И миледи протянула руку к г-же Бонасьё. Эта несчастная, успокоенная словами ее, видела теперь в ней уже не соперницу, а искреннюю и преданную подругу.
– О, простите меня, простите! – вскричала она, наклонившись к ней на плечо: – я так люблю его!
Они обнялись. Без сомнения, если бы физические силы миледи равнялись ненависти ее, то г-жа Бонасьё не вышла бы живою из этих объятий.
Но, не будучи в состоянии задушить ее, миледи улыбнулась ей.
– О, моя прекрасная! добрая малютка моя! – сказала миледи: – как я счастлива, что вижу вас! Дайте мне насмотреться на вас. И, говоря эти слова, она действительно пожирала ее глазами. – Да, это точно вы. Я узнаю вас.

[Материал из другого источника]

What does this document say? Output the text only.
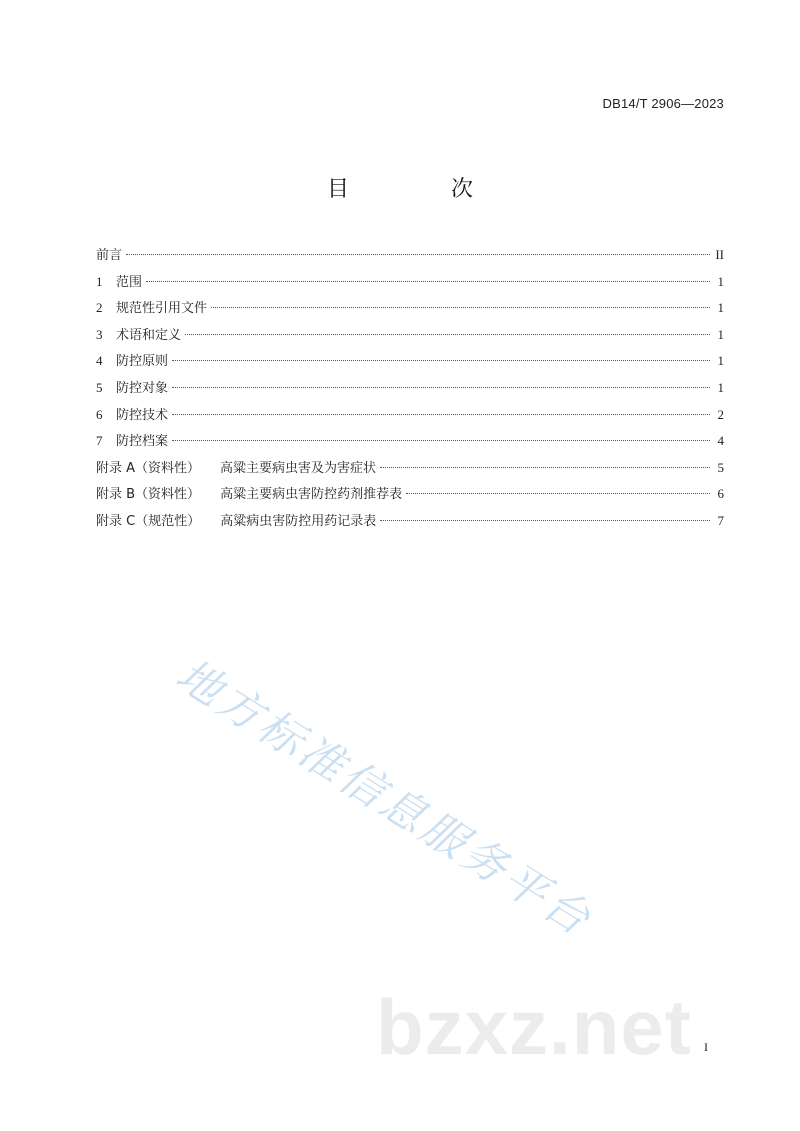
DB14/T 2906—2023
目　次
前言	II
1	范围	1
2	规范性引用文件	1
3	术语和定义	1
4	防控原则	1
5	防控对象	1
6	防控技术	2
7	防控档案	4
附录 A（资料性） 高粱主要病虫害及为害症状	5
附录 B（资料性） 高粱主要病虫害防控药剂推荐表	6
附录 C（规范性） 高粱病虫害防控用药记录表	7
地方标准信息服务平台
bzxz.net I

Несчастная женщина никак не могла подозревать жестокой ненависти, скрывавшейся под личиной этого доброго выражения лица, под блеском этих глаз, в которых она видела только участие.
– Вы знаете, сколько я страдала, – сказала Бонасьё, – потому что он говорил вам, сколько он страдал; но страдать за него – это блаженство!
Миледи отвечала машинально:
– Да, это блаженство.
Она думала совсем о другом.
– Но наконец, – продолжала г-жа Бонасьё, – мои мучения скоро кончатся завтра, может быть, даже сегодня вечером, я увижу его, и тогда все прошедшее будет забыто.
– Сегодня вечером? завтра? – сказала миледи, выведенная из задумчивости этими словами: – что вы хотите этим сказать? вы ожидаете каких-нибудь известий от него?